A debt trap in simple words is negative income leading
to more debt (loan) with the passage of time.
Ideally, Income per month – Expenses per month
= Savings
In case in the above equation, the net number
is negative. We have a gap between income and expense, where in the income is
lower than the expenses for the duration and this gap is filled through debt it
can be in the form of personal loan, credit card debt, borrowing from friends
and family, home loan, car loan, loan against property or shares etc.
Planned expenses vs. Un-planned expenses
Planned expenses are those expenses which are
anticipated and budgeted by the household out of their current and future
income. Example of it can be house loan is also a loan but a planned one
(people take excess loan in anticipation of increased income later that’s a
separate case which can also lead to debt trap, that’s a separate case).
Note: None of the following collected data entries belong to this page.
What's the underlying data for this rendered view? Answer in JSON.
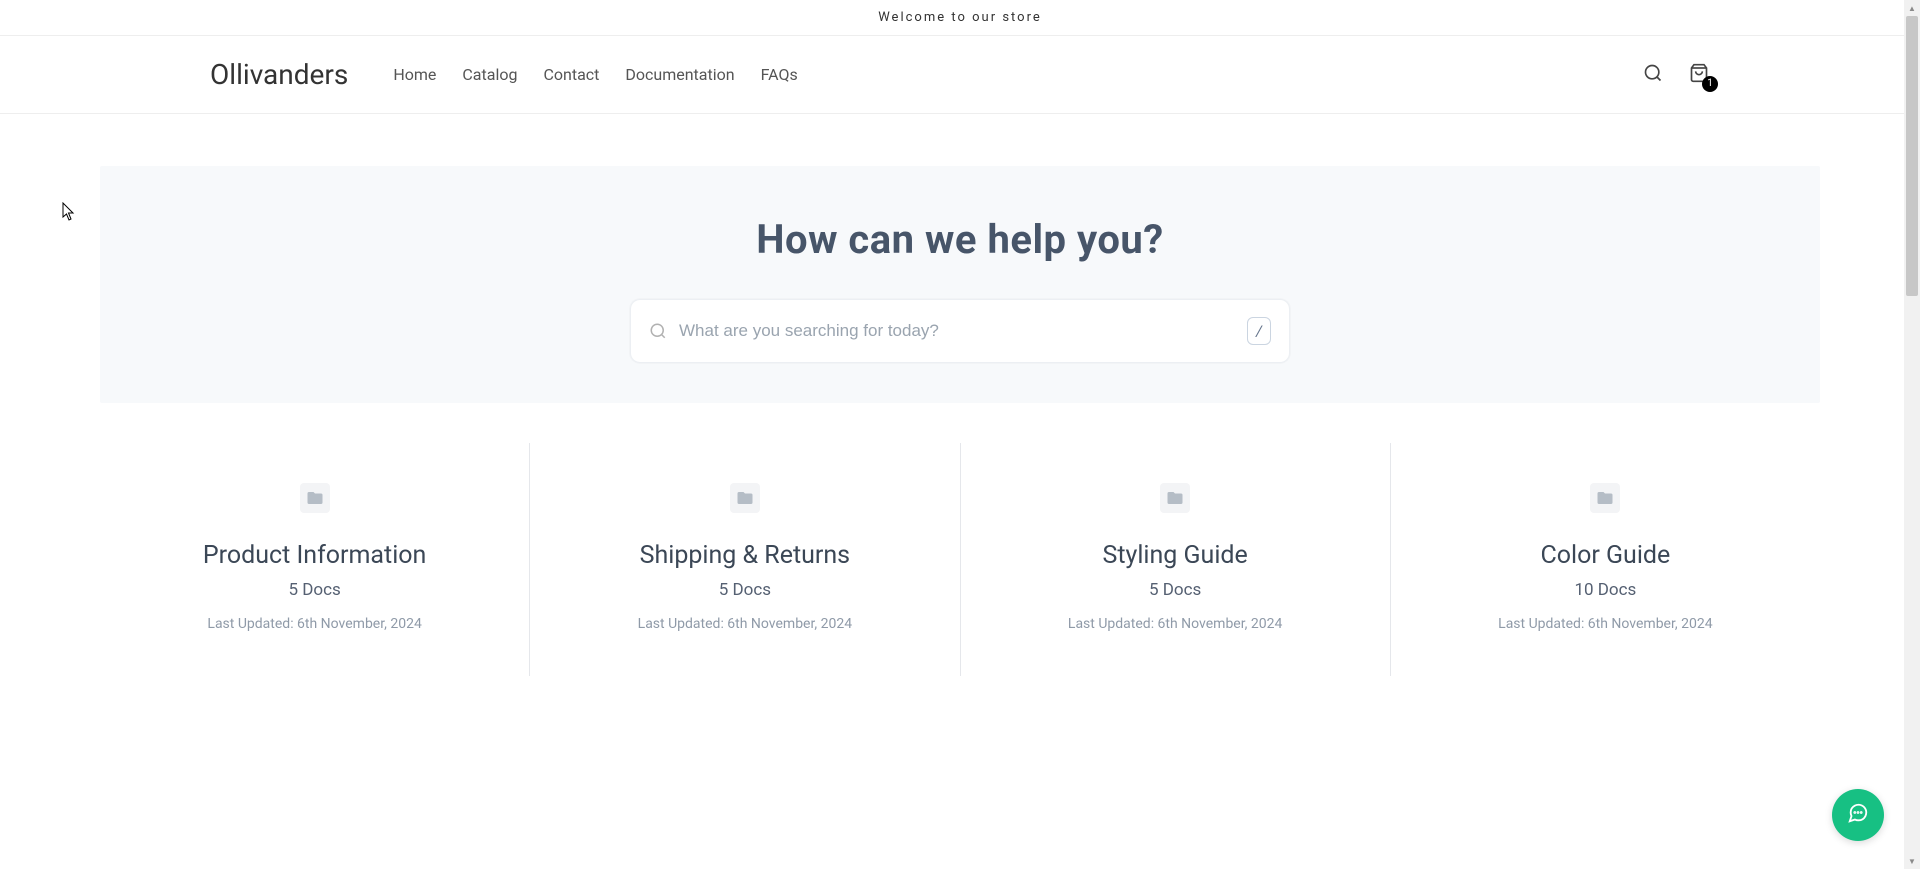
{
  "announcement": "Welcome to our store",
  "brand": "Ollivanders",
  "nav": [
    {
      "label": "Home"
    },
    {
      "label": "Catalog"
    },
    {
      "label": "Contact"
    },
    {
      "label": "Documentation"
    },
    {
      "label": "FAQs"
    }
  ],
  "cart": {
    "count": "1"
  },
  "hero": {
    "title": "How can we help you?",
    "search_placeholder": "What are you searching for today?",
    "kbd_hint": "/"
  },
  "categories": [
    {
      "title": "Product Information",
      "count": "5 Docs",
      "updated": "Last Updated: 6th November, 2024"
    },
    {
      "title": "Shipping & Returns",
      "count": "5 Docs",
      "updated": "Last Updated: 6th November, 2024"
    },
    {
      "title": "Styling Guide",
      "count": "5 Docs",
      "updated": "Last Updated: 6th November, 2024"
    },
    {
      "title": "Color Guide",
      "count": "10 Docs",
      "updated": "Last Updated: 6th November, 2024"
    }
  ]
}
Un-planned expenses are normally impulsive
buying coupled with inadequate income and desire to live more TODAY leads to un-wanted
wasteful expenses thus accumulation of debt as the current income is
in-sufficient to meet the current obligation. From here the debt accumulation
starts primarily with the credit card (most easily available form of credit and
most expensive too).
A less malicious reason why people go into debt
is the ignorance and immaturity. People who don't know how to handle their
money and don't ask for guidance. They think they know everything there is
about money management and refuse any help. No matter how or why families go
into debt, they pay a high price for not properly managing their money -- more
than the additional interests on their credit purchases.